Wir hatten am Dienstag die Möglichkeit, die erste serienreife Kamera in Deutschland genauer unter die Lupe zu nehmen. Inkl. dem Recht Bilder zu veröffentlichen und echte Erfahrungswerte in einem echten Fotoshooting sammeln zu können. Aus diesem einen Tag mit der neuen Sony Flagschiff-Kamera Sony Alpha 7RII gibt es heute den größten Kamerabericht ever auf dem K&G Blog. Inkl. Video und vielen Rohdaten, inkl. Vergleichsbildern und und und…
Aber seht doch selbst! Vorab das Video mit allen wichtigen Infos und einem kurzen Interview von Alexander Heinrichs zur neuen Sony Kamera.

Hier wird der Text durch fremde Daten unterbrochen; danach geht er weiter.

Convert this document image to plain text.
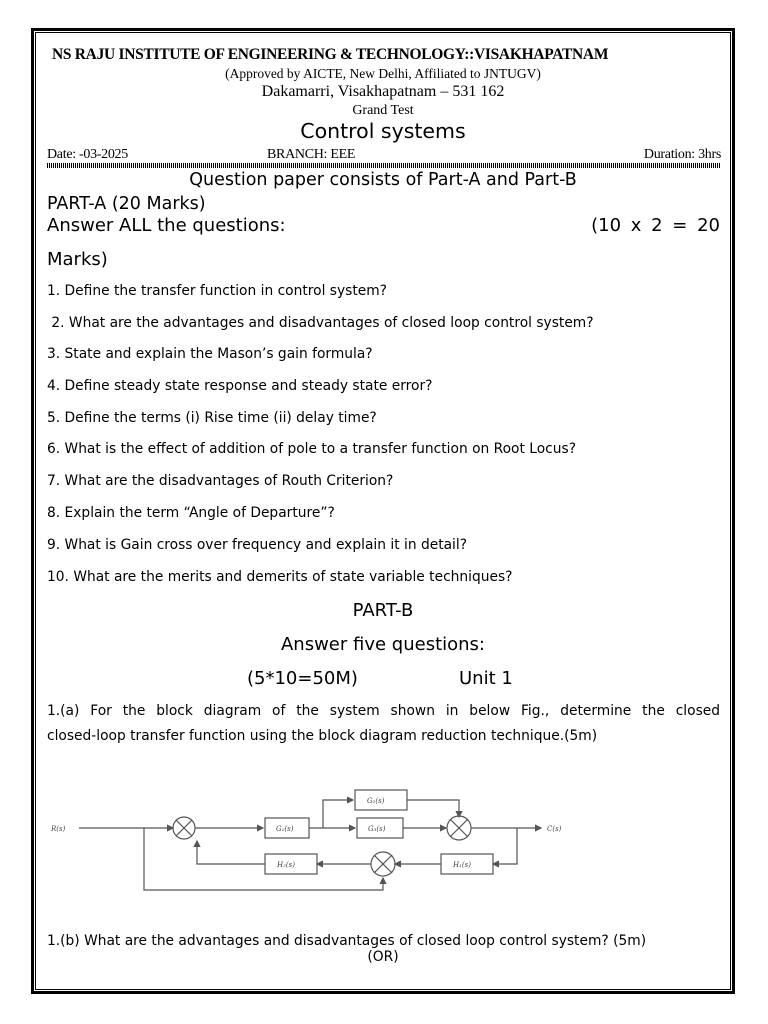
NS RAJU INSTITUTE OF ENGINEERING & TECHNOLOGY::VISAKHAPATNAM
(Approved by AICTE, New Delhi, Affiliated to JNTUGV)
Dakamarri, Visakhapatnam – 531 162
Grand Test
Control systems
Date: -03-2025	BRANCH: EEE	Duration: 3hrs
Question paper consists of Part-A and Part-B
PART-A (20 Marks)
Answer ALL the questions:	(10 x 2 = 20
Marks)
1. Define the transfer function in control system?
2. What are the advantages and disadvantages of closed loop control system?
3. State and explain the Mason’s gain formula?
4. Define steady state response and steady state error?
5. Define the terms (i) Rise time (ii) delay time?
6. What is the effect of addition of pole to a transfer function on Root Locus?
7. What are the disadvantages of Routh Criterion?
8. Explain the term “Angle of Departure”?
9. What is Gain cross over frequency and explain it in detail?
10. What are the merits and demerits of state variable techniques?
PART-B
Answer five questions:
(5*10=50M)	Unit 1
1.(a) For the block diagram of the system shown in below Fig., determine the closed
closed-loop transfer function using the block diagram reduction technique.(5m)
R(s)	C(s)
G₁(s)
G₂(s)
G₃(s)
H₁(s)
H₂(s)
1.(b) What are the advantages and disadvantages of closed loop control system? (5m)
(OR)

Kurzum, die Kamera setzt neue Maßstäbe im Kleinbildsektor. Mit einer PhaseOne für 35.000 kommt der Sensor vielleicht noch nicht ganz mit, aber da sprechen wir ja auch aus genau diesem Grund um eine weitere Null hinten am Preis. Der Sensor ist aber eine Liga für sich und sucht im Kleinbildformat aktuell noch lange nach ebenbürtiger Konkurrenz. Wer das nicht glaubt, der sollte sich den Slider ganz unten mal genauer ansehen und sehen was an maximalen Grenzwerten in der Kamera steckt.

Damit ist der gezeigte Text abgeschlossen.